On 10/20/2022 at 8:53 a.m., during an interview, RN 1 stated he was the assigned nurse for Patient 1, who was admitted for chest pain, on 10/16/22. Patient was placed on continuous telemetry monitoring. Patient was found by MD 1 in a kneeling position, unresponsive with a cord around neck. Patient 1's cardiac monitor was detached. Patient was laid to the floor and staff immediately started CPR. CPR was not successful. Patient 1 was pronounced dead by MD 1 on 10/17/2022 at 00:11 a.m. (actual documented date and time: 10/17/2022 at 12: 25 a.m.). Patient 1 telemetry reading were reflected on the monitors available at bedside and central monitor outside in the hallway. All staff nurses must keep an eye on monitor for any heart irregularities and alarms. Telemetry monitor device would trigger an alarm for change in heart rhythm or when detached/not connected to a patient. Patient 1 was found disconnected from his telemetry monitor. RN 1 stated he cannot remember when Patient 1's telemetry monitor had triggered to alarm. RN 1 stated any nurses sitting in the workstation next to the telemetry central monitor in the hallway was responsible to monitor patients' telemetry. RN 1 stated he was being unsure if there was staff monitoring Patient 1 from the central monitor in the hallway. RN 1 stated Patient 1 was not continuously monitored and was not sure how long the patient was off telemetry monitoring. RN 1 stated the ED had no Monitor Technicians (staff who observe heartbeats and electrocardiograms to assist with the interpretation and diagnosis of conditions related to the heart).

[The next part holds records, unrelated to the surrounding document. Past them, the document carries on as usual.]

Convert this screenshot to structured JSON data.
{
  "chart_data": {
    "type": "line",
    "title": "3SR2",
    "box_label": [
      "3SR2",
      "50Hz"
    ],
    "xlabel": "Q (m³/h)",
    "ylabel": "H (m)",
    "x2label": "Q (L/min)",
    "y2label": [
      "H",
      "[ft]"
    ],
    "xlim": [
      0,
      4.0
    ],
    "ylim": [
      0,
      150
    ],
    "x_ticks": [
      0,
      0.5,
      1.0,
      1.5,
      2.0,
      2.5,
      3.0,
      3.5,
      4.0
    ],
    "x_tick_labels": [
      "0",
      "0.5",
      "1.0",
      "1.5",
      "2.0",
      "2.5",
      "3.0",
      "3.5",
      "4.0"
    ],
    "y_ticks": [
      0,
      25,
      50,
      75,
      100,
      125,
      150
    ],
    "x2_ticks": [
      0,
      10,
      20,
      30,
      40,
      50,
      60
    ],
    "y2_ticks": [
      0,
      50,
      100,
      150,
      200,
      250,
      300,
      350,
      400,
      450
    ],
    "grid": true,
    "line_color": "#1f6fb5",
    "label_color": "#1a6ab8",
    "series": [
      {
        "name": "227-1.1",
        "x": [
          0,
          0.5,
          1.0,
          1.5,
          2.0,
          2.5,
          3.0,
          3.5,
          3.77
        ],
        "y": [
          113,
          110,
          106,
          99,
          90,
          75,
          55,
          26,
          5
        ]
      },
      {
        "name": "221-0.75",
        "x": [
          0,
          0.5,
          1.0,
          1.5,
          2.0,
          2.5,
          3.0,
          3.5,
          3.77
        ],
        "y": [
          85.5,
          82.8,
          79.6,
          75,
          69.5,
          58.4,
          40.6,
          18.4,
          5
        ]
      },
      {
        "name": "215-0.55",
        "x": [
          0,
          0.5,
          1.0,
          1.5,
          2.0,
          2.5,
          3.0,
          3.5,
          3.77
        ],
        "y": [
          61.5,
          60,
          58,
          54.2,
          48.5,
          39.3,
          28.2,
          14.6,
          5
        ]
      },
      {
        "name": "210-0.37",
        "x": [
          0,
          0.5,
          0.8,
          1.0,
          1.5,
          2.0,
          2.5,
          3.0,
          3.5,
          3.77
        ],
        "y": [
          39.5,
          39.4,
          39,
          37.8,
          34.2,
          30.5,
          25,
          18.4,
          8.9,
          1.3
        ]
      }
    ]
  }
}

On 10/20/2022 at 12:47 p.m., during an interview, MD 1 stated he found Patient 1 on his knee at the head of bed. MD 1 stated Patient 1 found with cord around neck. Patient 1 was cyanotic (a bluish or purplish discoloration of the skin and mucous membranes due to deficient oxygenation of the blood) and unresponsive, and CPR initiated on the floor. CPR was performed on Patient 1 for 15 minutes but was unsuccessful. MD 1 stated Patient 1 was pronounced dead on 11/17/2022 at 12:25 a.m. MD 1 stated Patient 1 had an ordered to be on continuous telemetry monitoring, and Patient 1's telemetry monitor alarms were not heard by ED staffs.
A review of facility policy and procedure for Clinical Alarms, revised date 04/2021, indicated clinical alarm systems - "Patient care device or monitoring equipment with an alarm including, but not limited to, physiological monitors (cardiac telemetry, BP, and pulse oximetry [a test used to measure the oxygen level ]) ...going directly to or coming from the patient." The policy and procedure indicated, critical alarms such as patient alarms or patient equipment alarms, "Would result in harm if the response were delayed," and "Critical alarms will be audible to staff with respect to distance and competing noise." The policy and procedure indicated alarms were monitored by the nurses and/or monitor technician (staff trained to monitor cardiac rhythm) if applicable.